Neighboring stars can blow away planet-building material

Image of the Orion Nebula and zoom on the protoplanetary disk d203-506, taken with the James Webb Space Telescope. © Background image: NASA/ESA/CSA/S. Fuenmayor/PDRs4All Zoom in: I. Schroetter/O. Berné/PDRs4AllNASA

Erosion processes also exist in the cosmos, a study shows: Astronomers have used data from the Webb Telescope to document how the radiation wind from nearby star giants erodes the protoplanetary disk of a young star in the Orion Nebula. According to the calculations, at the rate of erosion found, all gaseous material could have blown away in just about a million years. This greatly limits the likelihood of gas planets forming in the system, say the researchers.

What happens in the early evolutionary history of stars and their planetary systems? When asking this question, astronomers look at the stellar nurseries of the cosmos: There are certain regions that are characterized by dense accumulations of matter in which a particularly large number of new stars and planetary systems are forming. In these star clusters there are examples of the category of our sun, but also heavyweights with often ten times more mass and 100,000 times more intense luminosity. It is obvious that interactions between the different stars can occur in the relatively densely populated star clusters.
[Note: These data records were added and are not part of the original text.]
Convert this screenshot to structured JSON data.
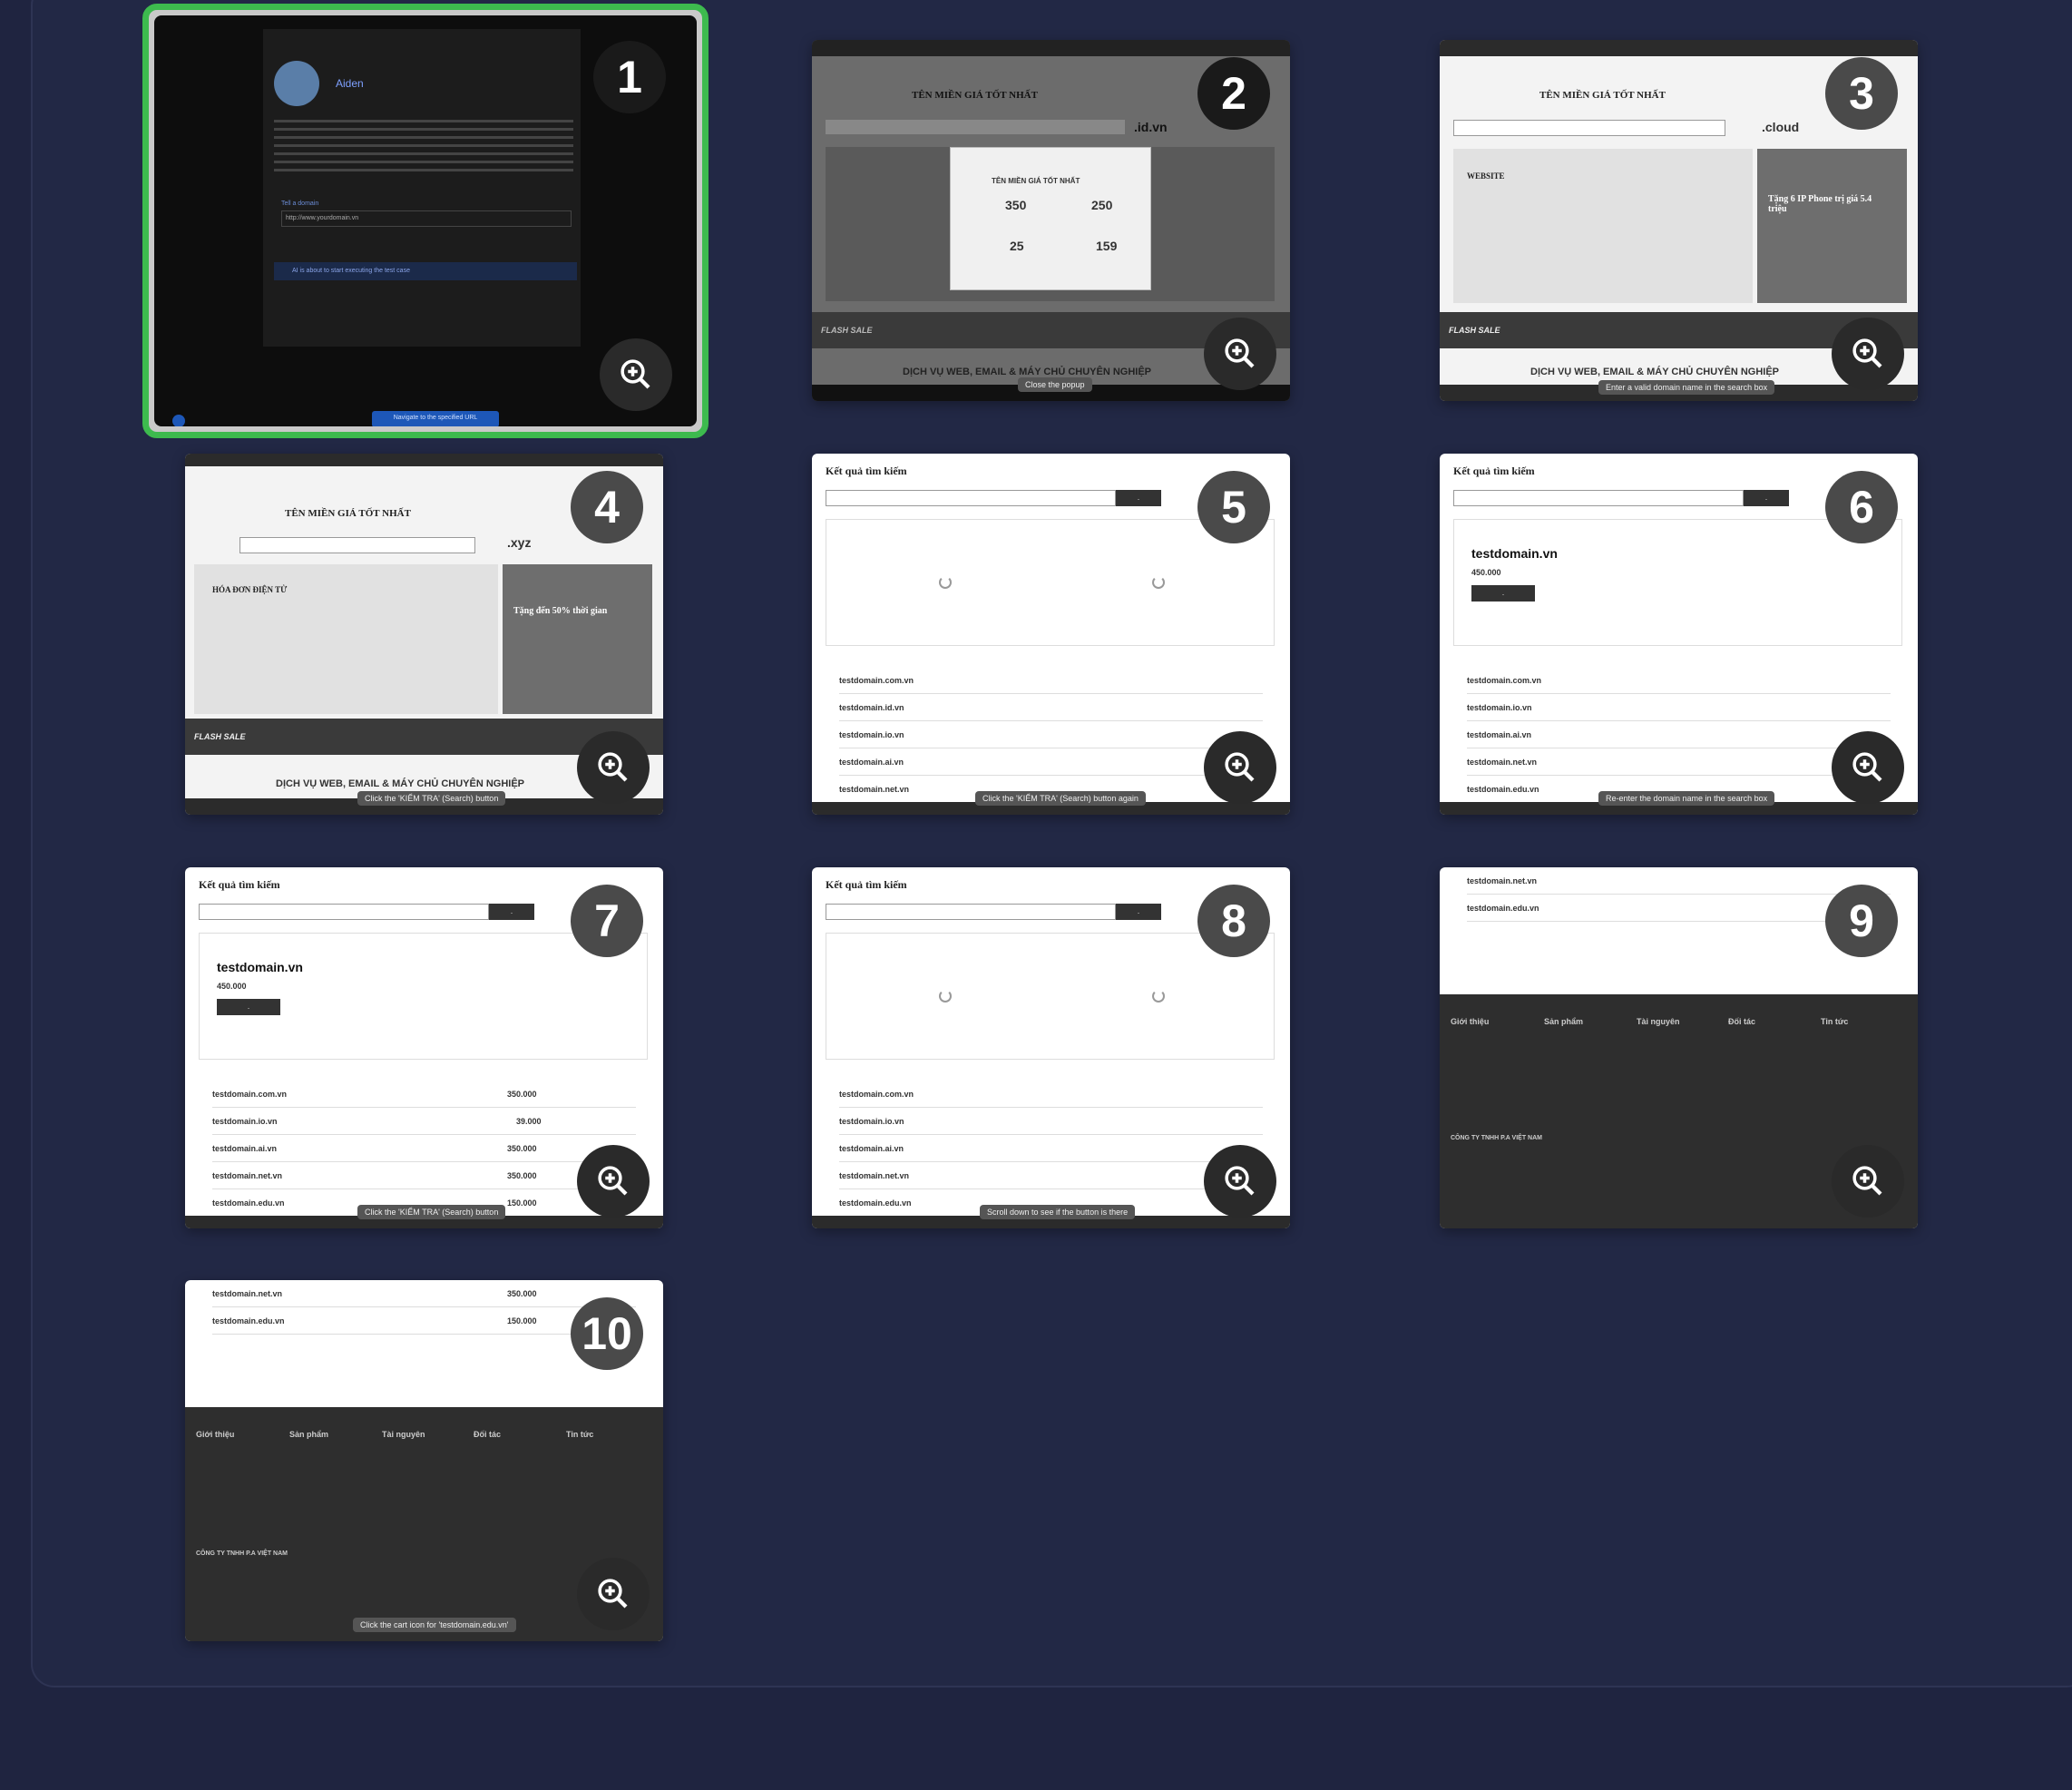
{
  "colors": {
    "background": "#1f2440",
    "selected_border": "#3dba4e",
    "badge": "#1a1a1a"
  },
  "steps": [
    {
      "number": "1",
      "user": "Aiden",
      "input_label": "Tell a domain",
      "input_value": "http://www.yourdomain.vn",
      "status": "AI is about to start executing the test case",
      "action": "Navigate to the specified URL"
    },
    {
      "number": "2",
      "heading": "TÊN MIỀN GIÁ TỐT NHẤT",
      "ext": ".id.vn",
      "modal_title": "TÊN MIỀN GIÁ TỐT NHẤT",
      "p1": "350",
      "p2": "250",
      "p3": "25",
      "p4": "159",
      "banner": "DỊCH VỤ WEB, EMAIL & MÁY CHỦ CHUYÊN NGHIỆP",
      "flash": "FLASH SALE",
      "tip": "Close the popup"
    },
    {
      "number": "3",
      "heading": "TÊN MIỀN GIÁ TỐT NHẤT",
      "ext": ".cloud",
      "promo_title": "WEBSITE",
      "promo_right": "Tặng 6 IP Phone trị giá 5.4 triệu",
      "banner": "DỊCH VỤ WEB, EMAIL & MÁY CHỦ CHUYÊN NGHIỆP",
      "flash": "FLASH SALE",
      "tip": "Enter a valid domain name in the search box"
    },
    {
      "number": "4",
      "heading": "TÊN MIỀN GIÁ TỐT NHẤT",
      "ext": ".xyz",
      "promo_title": "HÓA ĐƠN ĐIỆN TỬ",
      "promo_right": "Tặng đến 50% thời gian",
      "banner": "DỊCH VỤ WEB, EMAIL & MÁY CHỦ CHUYÊN NGHIỆP",
      "flash": "FLASH SALE",
      "tip": "Click the 'KIỂM TRA' (Search) button"
    },
    {
      "number": "5",
      "title": "Kết quả tìm kiếm",
      "rows": [
        "testdomain.com.vn",
        "testdomain.id.vn",
        "testdomain.io.vn",
        "testdomain.ai.vn",
        "testdomain.net.vn"
      ],
      "tip": "Click the 'KIỂM TRA' (Search) button again"
    },
    {
      "number": "6",
      "title": "Kết quả tìm kiếm",
      "domain": "testdomain.vn",
      "price": "450.000",
      "rows": [
        "testdomain.com.vn",
        "testdomain.io.vn",
        "testdomain.ai.vn",
        "testdomain.net.vn",
        "testdomain.edu.vn"
      ],
      "tip": "Re-enter the domain name in the search box"
    },
    {
      "number": "7",
      "title": "Kết quả tìm kiếm",
      "domain": "testdomain.vn",
      "price": "450.000",
      "rows": [
        "testdomain.com.vn",
        "testdomain.io.vn",
        "testdomain.ai.vn",
        "testdomain.net.vn",
        "testdomain.edu.vn"
      ],
      "prices": [
        "350.000",
        "39.000",
        "350.000",
        "350.000",
        "150.000"
      ],
      "tip": "Click the 'KIỂM TRA' (Search) button"
    },
    {
      "number": "8",
      "title": "Kết quả tìm kiếm",
      "rows": [
        "testdomain.com.vn",
        "testdomain.io.vn",
        "testdomain.ai.vn",
        "testdomain.net.vn",
        "testdomain.edu.vn"
      ],
      "tip": "Scroll down to see if the button is there"
    },
    {
      "number": "9",
      "rows": [
        "testdomain.net.vn",
        "testdomain.edu.vn"
      ],
      "cols": [
        "Giới thiệu",
        "Sản phẩm",
        "Tài nguyên",
        "Đối tác",
        "Tin tức"
      ],
      "company": "CÔNG TY TNHH P.A VIỆT NAM"
    },
    {
      "number": "10",
      "rows": [
        "testdomain.net.vn",
        "testdomain.edu.vn"
      ],
      "prices": [
        "350.000",
        "150.000"
      ],
      "cols": [
        "Giới thiệu",
        "Sản phẩm",
        "Tài nguyên",
        "Đối tác",
        "Tin tức"
      ],
      "company": "CÔNG TY TNHH P.A VIỆT NAM",
      "tip": "Click the cart icon for 'testdomain.edu.vn'"
    }
  ]
}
Externally irradiated star systems

Theoretical models predict that the intense radiation from massive stars can influence the planet-forming disks of material from smaller neighbors. A mechanism called photodissociation is responsible for this: The radiation from a massive neighboring star heats gases in the protoplanetary disk, causing them to be mobilized and ultimately able to escape from the system. As the astronomers led by Olivier Berné from the University of Toulouse now report, they have now succeeded in directly observing this effect for the first time.

Their focus was on a young star with a protoplanetary disk located in the Orion Nebula. This is a star-forming region about 1,400 light-years away from us, which is visible in the area of ​​the “sword” of the famous constellation. In addition to the ALMA (Atacama Large Millimeter/submillimeter Array) radio telescope in Chile, the James Webb Space Telescope (JWST) was used in the study. Its high sensitivity in the infrared wavelength range also allows you to see through obscuring dust clouds. Since 2022, the JWST has been able to clarify the image of the Orion Nebula enormously and show new celestial bodies and their structures within them. This is also the case with the young star and its protoplanetary disk called d203-506.

On the trail of the effects of radiation wind

As the researchers report, the system, which is only around a million years old, is being irradiated laterally by a nearby cluster of massive stars. According to them, the impact of this can now be seen in the data from ALMA and the JWST. As they explain, the effects of photoevaporation of gases in the disk of matter became clear from spectroscopic analyzes of the emitted light from the protoplanetary disk. The data reflected how matter is mobilized by the effect of light. This means that at d203-506 structures and processes emerged that were caused by the radiation wind from the neighboring star cluster.

The researchers were also able to document how the irradiation drives the gas from the protoplanetary disk into space. Based on the data, it was also possible to quantify the corresponding loss rate. As the team reports, the results showed that at the current rate of decline, the gas could have disappeared from the disk in less than a million years. As the astronomers explain, this significantly limits the likelihood that gas planets can form in the young system.

The results now document how intensively radiation can affect cosmic matter structures and how decisively massive stars can shape the formation of their neighbors' planetary systems. Finally, the authors emphasize that such processes may also have played a role in the history of our own cosmic home: “Studies into the formation of the solar system suggest that it also originally formed in a star cluster that contained one or more massive stars . “It is possible that the development of the solar system was also influenced by external radiation,” said Berné and his colleagues.